The US Food and Drug Administration (FDA) and other licensing authorities are an important source of relevant data. The FDA reviews clinical trials worldwide before approval and labelling, and again before relabelling of approved drugs. As part of the 1966 Freedom of Information Act, the agency is required to make available its reports on all drugs that are approved. Unfortunately, these reports are not as useful as they could be. We found that the criteria for including trials in reports were often unclear. For example, only 16 out of at least 27 trials of celecoxib that were performed up to 2002 in patients with musculoskeletal pain were included in the relevant reports. In any event, reporting on study characteristics and adverse events was not always transparent, and complete data on cardiovascular safety were available for only three trials. In the case of valdecoxib, we found that many pages and paragraphs had been deleted because they contained “trade secret and/or confidential information that is not disclosable” (figure).w2
Surely, the protection of the public's health justifies full access to the safety data submitted by industry to the FDA and other drug licensing authorities, and mandates transparent reporting on harms, in accordance with international guidelines.10 Meta-analyses of adverse events might not resolve controversies, but will help decision making about issues such as the need for additional trials.
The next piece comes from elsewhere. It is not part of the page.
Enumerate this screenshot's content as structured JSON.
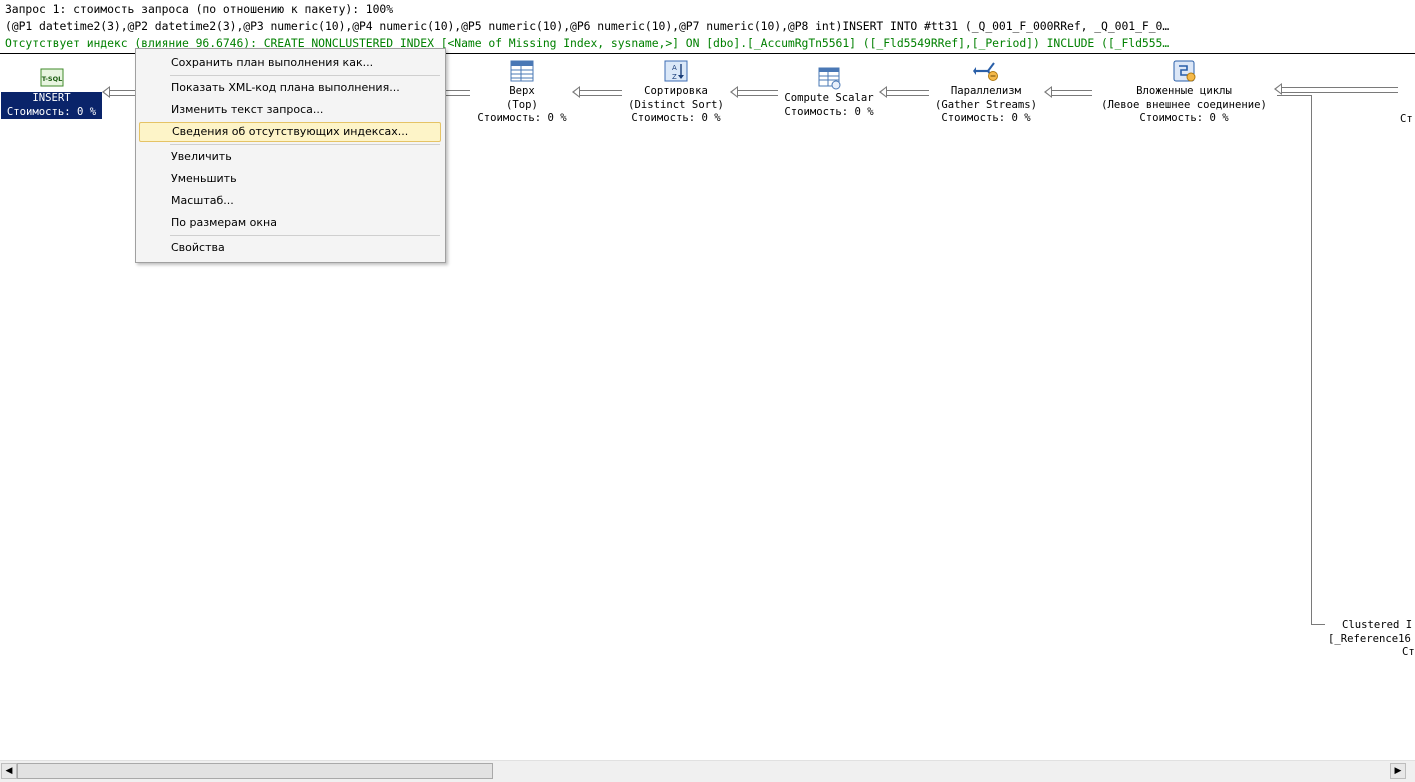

Observational studies “simply cannot test definitely whether there are small to moderate risks or benefits of a class of drugs when the factors associated with prescription of a particular drug are difficult to control and perhaps even uncontrollable.”11 This statement referred to postulated adverse events of calcium antagonists in the treatment of hypertension, a controversy finally resolved by large pragmatic trials, including the seminal antihypertensive and lipid lowering treatment to prevent heart attack trial (ALLHAT).12 Such large trials might be required, ultimately, to establish the best and safest treatment for patients with musculoskeletal pain.